Мои семнадцать рублей оказались целым богатством. Через полчаса у них весело кипел самовар, на столе был белый хлеб и колбаса, а под вечер мы перевезли наши чемоданы прямо в «мансарду». Корженевский к нам не примкнул. Победив свою робость и расспросив, как это делается, он пустился по Семеновскому полку, читал билетики, осторожно подымался по лестницам, робко звонил, вежливо торговался и к вечеру уже нанял себе дешевую и удобную комнату.
— Ы-ыста-рожный молодой человек, — сказал Ардальон, — блы-ыгаразумный. Уклонился от зла и сотворил благо…
— Што ш, — серьезно подчеркнул Веселитский. — И верно… С нами тут тоже, братец… добра не наживешь.

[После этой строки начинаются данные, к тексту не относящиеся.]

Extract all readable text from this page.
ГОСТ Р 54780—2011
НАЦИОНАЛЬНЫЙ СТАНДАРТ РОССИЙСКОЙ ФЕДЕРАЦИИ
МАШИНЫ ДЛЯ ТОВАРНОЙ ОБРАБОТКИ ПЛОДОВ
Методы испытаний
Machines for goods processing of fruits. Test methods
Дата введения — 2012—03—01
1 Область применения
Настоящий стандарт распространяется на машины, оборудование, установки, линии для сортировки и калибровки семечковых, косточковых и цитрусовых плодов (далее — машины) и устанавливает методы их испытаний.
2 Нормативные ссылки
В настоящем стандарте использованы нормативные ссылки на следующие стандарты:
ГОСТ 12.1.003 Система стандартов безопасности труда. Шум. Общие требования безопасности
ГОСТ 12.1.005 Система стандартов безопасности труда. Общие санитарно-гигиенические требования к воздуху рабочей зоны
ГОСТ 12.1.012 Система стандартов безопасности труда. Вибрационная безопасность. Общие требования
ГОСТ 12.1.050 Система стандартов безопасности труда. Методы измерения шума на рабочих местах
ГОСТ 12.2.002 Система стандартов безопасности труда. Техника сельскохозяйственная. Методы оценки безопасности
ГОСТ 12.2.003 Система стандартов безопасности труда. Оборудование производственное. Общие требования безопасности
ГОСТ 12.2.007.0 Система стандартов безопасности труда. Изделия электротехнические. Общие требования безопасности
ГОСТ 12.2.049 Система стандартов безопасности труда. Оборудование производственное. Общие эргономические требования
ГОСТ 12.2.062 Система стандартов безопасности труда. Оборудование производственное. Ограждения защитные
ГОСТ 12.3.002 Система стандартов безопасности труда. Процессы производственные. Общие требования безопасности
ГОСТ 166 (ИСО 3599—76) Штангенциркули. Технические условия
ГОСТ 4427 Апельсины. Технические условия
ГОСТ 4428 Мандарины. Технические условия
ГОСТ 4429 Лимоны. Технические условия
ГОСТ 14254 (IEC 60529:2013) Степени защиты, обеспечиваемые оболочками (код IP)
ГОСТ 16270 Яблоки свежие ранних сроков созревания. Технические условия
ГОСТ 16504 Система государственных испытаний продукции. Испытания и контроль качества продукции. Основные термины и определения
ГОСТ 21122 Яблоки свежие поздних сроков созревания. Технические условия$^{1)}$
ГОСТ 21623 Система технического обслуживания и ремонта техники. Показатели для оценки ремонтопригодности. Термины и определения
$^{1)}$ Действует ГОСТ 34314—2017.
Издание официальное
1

И он махнул рукой. Мне очень понравилась эта самообличительная фраза и серьезный тон, каким она была сказана… Но, по существу, я, конечно, был с нею не согласен и чувствовал себя совершенно счастливым. Можно ли так сразу устроиться лучше.
Низкая комната, разделенная надвое деревянной переборкой. Небольшие квадратные окна. Угол потолка скошен, так как комната под крышей.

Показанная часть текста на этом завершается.